In four out of the five awards, the trophies resemble the player it's named after. But for the MVP trophy, which has been named after Michael Jordan, that isn't the case.
Instead, the MVP trophy shows a player rising out of a rock at the base, reaching up towards a crystal basketball, which is meant to symbolize "an MVP's endless chase for greatness." But nothing about the trophy resembles Jordan, which was a purposeful tactic from M.J. himself. According to Mark Smith, who is a Jordan brand designer and who worked in conjunction with Jordan and the NBA to design the trophy named after him, the six-time champion didn't want the trophy to bear any resemblance to him.
"He was really keen on saying, 'Look, what's the name of the award?' It's Michael Jordan Most Valuable Player award for the NBA. That says it all. No matter what's on top. That's really it," Smith said via the Charlotte Observer.
Smith then went on to explain Jordan's reasoning behind that decision.
"This is straight out of his language, 'The player should see themselves in this, not me,'" Smith said. "When he said 'not me' it clicked right away. I said, 'OK, this is a universal theme. This isn't a man in a uniform. This is a human form reaching for that.' And the story of raw-to-refined really became how to bring all that together. That was a great challenge. It was a fabulous challenge."
That may seem like a pretty shocking explanation coming from the most competitive NBA player in league history. This is a guy who never shied away from embarrassing teammates in practice, or opponents on the court. Given his lasting legacy on the game, it's somewhat surprising he didn't want the MVP award to be built in his likeness, especially given the countless poses that could've been used for the award. However, the most iconic Jordan pose, the one from the 1988 dunk contest that spawned a shoe empire and brand under the Nike umbrella likely couldn't have been used due to trademark issues, so perhaps that also went into some of the reasoning.

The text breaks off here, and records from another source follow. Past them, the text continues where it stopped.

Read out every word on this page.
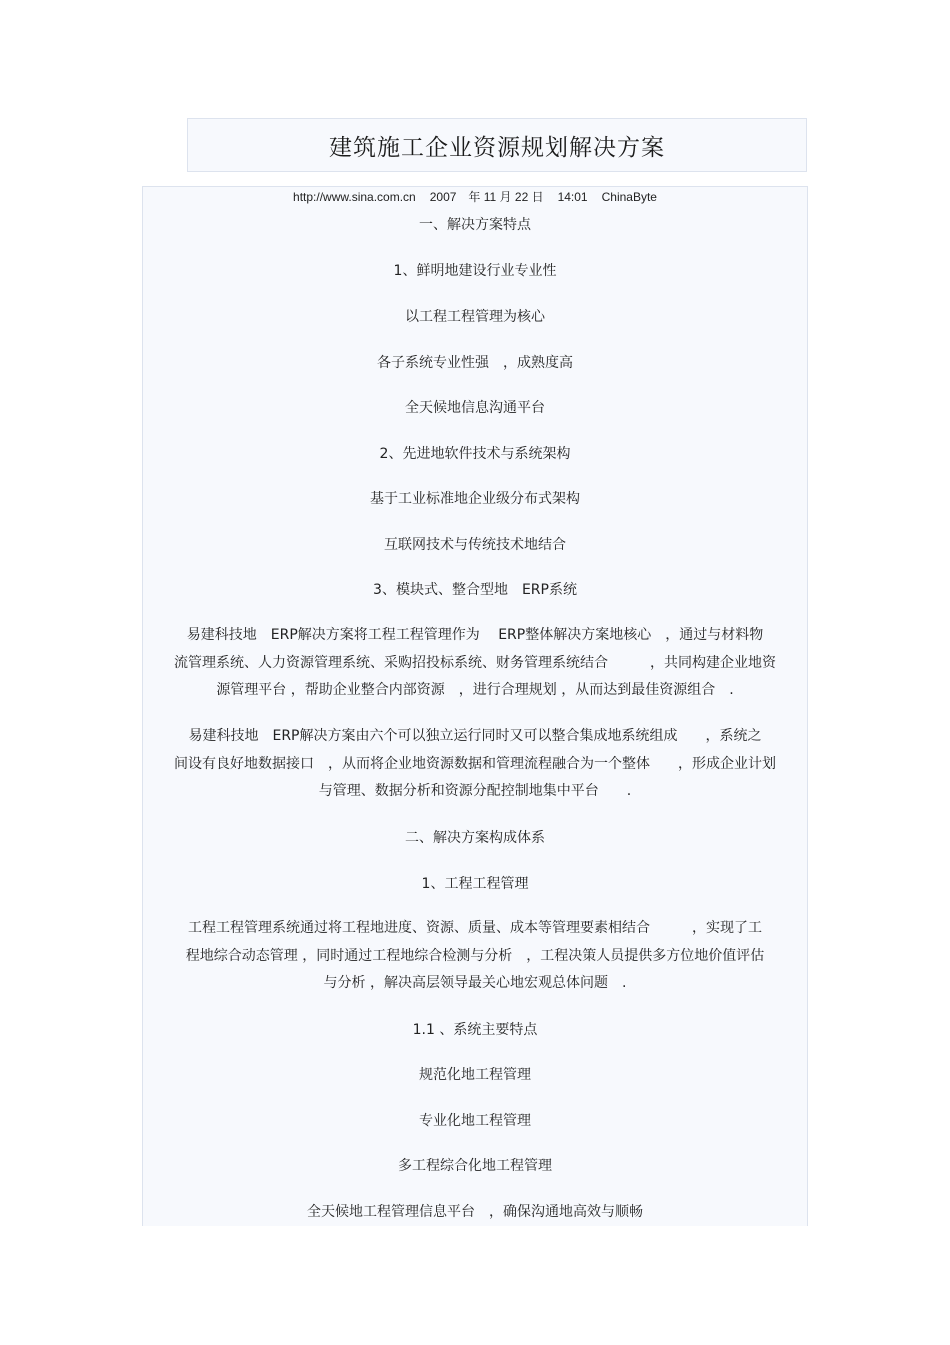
建筑施工企业资源规划解决方案
http://www.sina.com.cn 2007　年 11 月 22 日 14:01 ChinaByte
一、解决方案特点
1、鲜明地建设行业专业性
以工程工程管理为核心
各子系统专业性强　，成熟度高
全天候地信息沟通平台
2、先进地软件技术与系统架构
基于工业标准地企业级分布式架构
互联网技术与传统技术地结合
3、模块式、整合型地　ERP系统
易建科技地　ERP解决方案将工程工程管理作为　 ERP整体解决方案地核心　，通过与材料物
流管理系统、人力资源管理系统、采购招投标系统、财务管理系统结合　　　，共同构建企业地资
源管理平台 ，帮助企业整合内部资源　，进行合理规划 ，从而达到最佳资源组合　.
易建科技地　ERP解决方案由六个可以独立运行同时又可以整合集成地系统组成　　，系统之
间设有良好地数据接口　，从而将企业地资源数据和管理流程融合为一个整体　　，形成企业计划
与管理、数据分析和资源分配控制地集中平台　　.
二、解决方案构成体系
1、工程工程管理
工程工程管理系统通过将工程地进度、资源、质量、成本等管理要素相结合　　　，实现了工
程地综合动态管理 ，同时通过工程地综合检测与分析　，工程决策人员提供多方位地价值评估
与分析 ，解决高层领导最关心地宏观总体问题　.
1.1 、系统主要特点
规范化地工程管理
专业化地工程管理
多工程综合化地工程管理
全天候地工程管理信息平台　，确保沟通地高效与顺畅
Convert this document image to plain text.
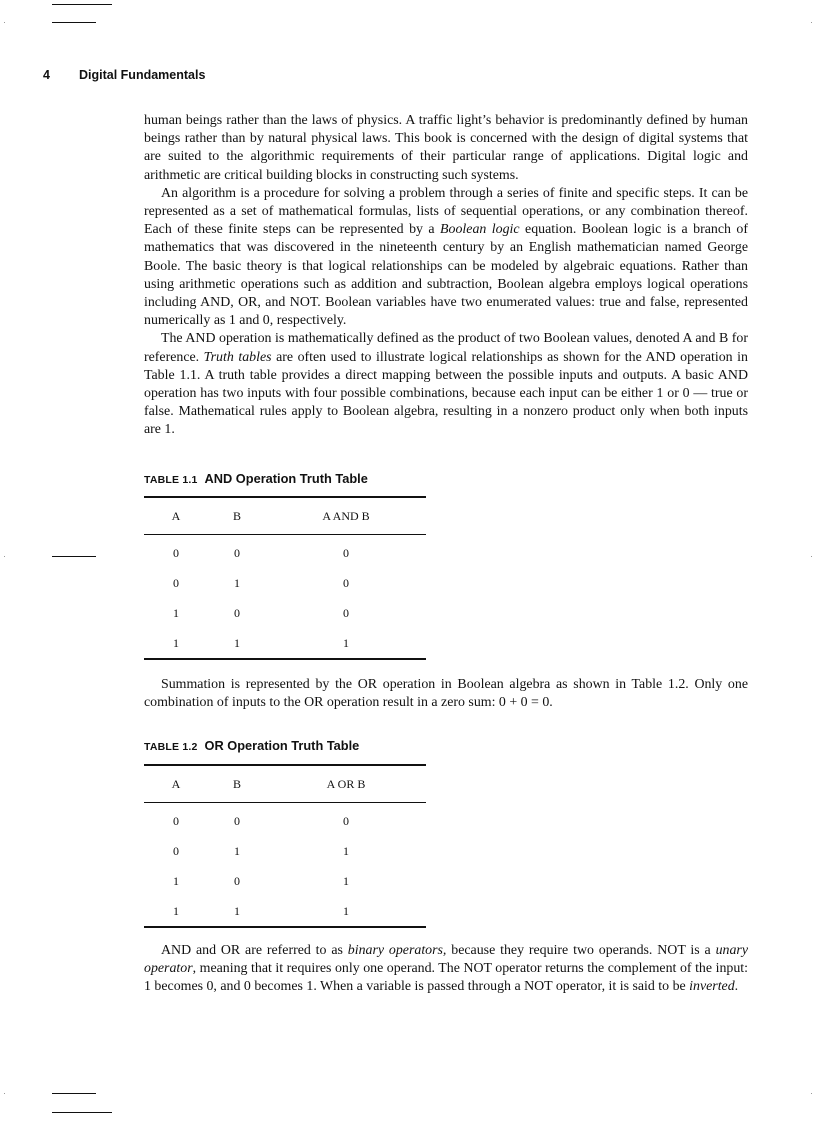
4 Digital Fundamentals

human beings rather than the laws of physics. A traffic light’s behavior is predominantly defined by human beings rather than by natural physical laws. This book is concerned with the design of digital systems that are suited to the algorithmic requirements of their particular range of applications. Digital logic and arithmetic are critical building blocks in constructing such systems.

An algorithm is a procedure for solving a problem through a series of finite and specific steps. It can be represented as a set of mathematical formulas, lists of sequential operations, or any combination thereof. Each of these finite steps can be represented by a Boolean logic equation. Boolean logic is a branch of mathematics that was discovered in the nineteenth century by an English mathematician named George Boole. The basic theory is that logical relationships can be modeled by algebraic equations. Rather than using arithmetic operations such as addition and subtraction, Boolean algebra employs logical operations including AND, OR, and NOT. Boolean variables have two enumerated values: true and false, represented numerically as 1 and 0, respectively.

The AND operation is mathematically defined as the product of two Boolean values, denoted A and B for reference. Truth tables are often used to illustrate logical relationships as shown for the AND operation in Table 1.1. A truth table provides a direct mapping between the possible inputs and outputs. A basic AND operation has two inputs with four possible combinations, because each input can be either 1 or 0 — true or false. Mathematical rules apply to Boolean algebra, resulting in a nonzero product only when both inputs are 1.

TABLE 1.1 AND Operation Truth Table
A	B	A AND B
0	0	0
0	1	0
1	0	0
1	1	1

Summation is represented by the OR operation in Boolean algebra as shown in Table 1.2. Only one combination of inputs to the OR operation result in a zero sum: 0 + 0 = 0.

TABLE 1.2 OR Operation Truth Table
A	B	A OR B
0	0	0
0	1	1
1	0	1
1	1	1

AND and OR are referred to as binary operators, because they require two operands. NOT is a unary operator, meaning that it requires only one operand. The NOT operator returns the complement of the input: 1 becomes 0, and 0 becomes 1. When a variable is passed through a NOT operator, it is said to be inverted.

That aside, though, despite Jordan's ultra-competitive nature and confidence, which often got him labeled as a jerk and cocky when he was in the league, whenever he spoke about who the greatest in league history was, he always paid respect to those who came before him. In a 2009 interview, Jordan said that he would never call himself the greatest player, saying: "I think it disrespects Wilt Chamberlain, Jerry West...I would never say that I am the greatest player. That's because I never played against all the people that represented the league prior to Michael Jordan."
Given Jordan's continual deflection of being called the G.O.A.T, it makes sense then that he didn't want the MVP trophy to resemble him, but instead leave room for each player who wins the award to see themselves in it.